Ce passage confirme bien l’interprétation qui a été donnée à l’autre, car ce n’est pas les Israélites selon la chair qui sont les vrais Israélites ; mais ce sont les âmes intérieures, vraiment abandonnées à la conduite de Dieu. [...] L’appel à l’intérieur est l’appel à la filiation divine. [...][L’âme] ne jouit du fruit de l’adoption que lorsque Dieu S’est donné tout à elle par l’union intime [...] Alors l’âme est mise dans une parfaite liberté [...] C’est là qu’elle jouit d’une manière admirable [183] de tous les droits de l’enfance, étant venue à une si grande simplicité, pureté et candeur, qu’il ne reste plus en cette âme quoi que ce soit de la malignité et de la corruption d’Adam. Mais c’est une chose qui se peut mieux expérimenter qu’écrire et qui ne sera jamais comprise de ceux qui, bien que très saints d’ailleurs, mais saints en eux-mêmes, gémissent encore et soupirent après la délivrance d’eux-mêmes [...]
Chapitre IX
V.6-8 [...] ce ne sont pas les enfants de la chair qui sont enfants de Dieu; mais ce sont les enfants de la promesse…

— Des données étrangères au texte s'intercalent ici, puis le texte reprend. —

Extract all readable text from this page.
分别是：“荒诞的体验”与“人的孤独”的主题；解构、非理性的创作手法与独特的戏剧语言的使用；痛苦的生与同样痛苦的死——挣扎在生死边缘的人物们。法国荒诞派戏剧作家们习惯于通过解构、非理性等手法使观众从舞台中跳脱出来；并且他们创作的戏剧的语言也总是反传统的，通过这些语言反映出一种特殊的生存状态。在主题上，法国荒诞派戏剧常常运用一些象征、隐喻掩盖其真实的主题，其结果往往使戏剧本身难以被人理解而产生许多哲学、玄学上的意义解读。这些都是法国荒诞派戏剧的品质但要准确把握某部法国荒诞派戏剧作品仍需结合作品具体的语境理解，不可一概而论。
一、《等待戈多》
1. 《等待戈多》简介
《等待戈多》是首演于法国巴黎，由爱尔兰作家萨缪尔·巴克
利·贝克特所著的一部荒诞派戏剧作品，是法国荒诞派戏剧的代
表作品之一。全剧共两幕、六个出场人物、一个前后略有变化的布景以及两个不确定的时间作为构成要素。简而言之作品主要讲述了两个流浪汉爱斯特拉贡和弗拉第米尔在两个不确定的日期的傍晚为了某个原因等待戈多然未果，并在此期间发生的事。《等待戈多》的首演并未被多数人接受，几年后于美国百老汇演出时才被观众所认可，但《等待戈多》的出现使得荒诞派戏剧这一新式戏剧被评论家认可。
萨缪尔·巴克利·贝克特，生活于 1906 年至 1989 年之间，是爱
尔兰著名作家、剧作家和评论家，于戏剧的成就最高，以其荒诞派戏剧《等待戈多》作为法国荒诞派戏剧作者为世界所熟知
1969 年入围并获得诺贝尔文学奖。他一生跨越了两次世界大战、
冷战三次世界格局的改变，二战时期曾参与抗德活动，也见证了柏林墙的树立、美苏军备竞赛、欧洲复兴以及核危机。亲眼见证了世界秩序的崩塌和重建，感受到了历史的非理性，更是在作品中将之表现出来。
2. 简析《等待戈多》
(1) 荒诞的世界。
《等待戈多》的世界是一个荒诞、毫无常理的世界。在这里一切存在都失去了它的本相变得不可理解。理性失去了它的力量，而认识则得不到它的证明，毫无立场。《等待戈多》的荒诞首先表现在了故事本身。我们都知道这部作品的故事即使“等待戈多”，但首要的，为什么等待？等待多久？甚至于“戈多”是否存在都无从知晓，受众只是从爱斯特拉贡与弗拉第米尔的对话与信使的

V.11 [...] non pour les œuvres [...] mais pour la volonté de celui qui nous appelle…
[185][...] Tout notre salut vient de la bonté de Dieu, qui dispose l’âme par Son amour pour ce qu’Il en veut faire; de sorte que nous devons à Dieu, non seulement notre salut, mais toutes nos œuvres et nos mérites. [...] L’amour-propre est celui qui veut que ses œuvres soient comptées [...] mais l’amour pur veut faire de toutes ses forces toutes les œuvres que Dieu veut de lui, et il ne prétend d’autre récompense que la grâce que Dieu lui a faite, de S’être servi de lui pour les faire. [...]
Chapitre XI
V.35. Qui lui a donné quelque chose le premier, afin qu’il en soit récompensé ?
V.36. N’est-ce pas de Lui, et par Lui, et en Lui que sont toutes choses ? Que la gloire Lui en soit rendue dans tous les siècles ! Amen.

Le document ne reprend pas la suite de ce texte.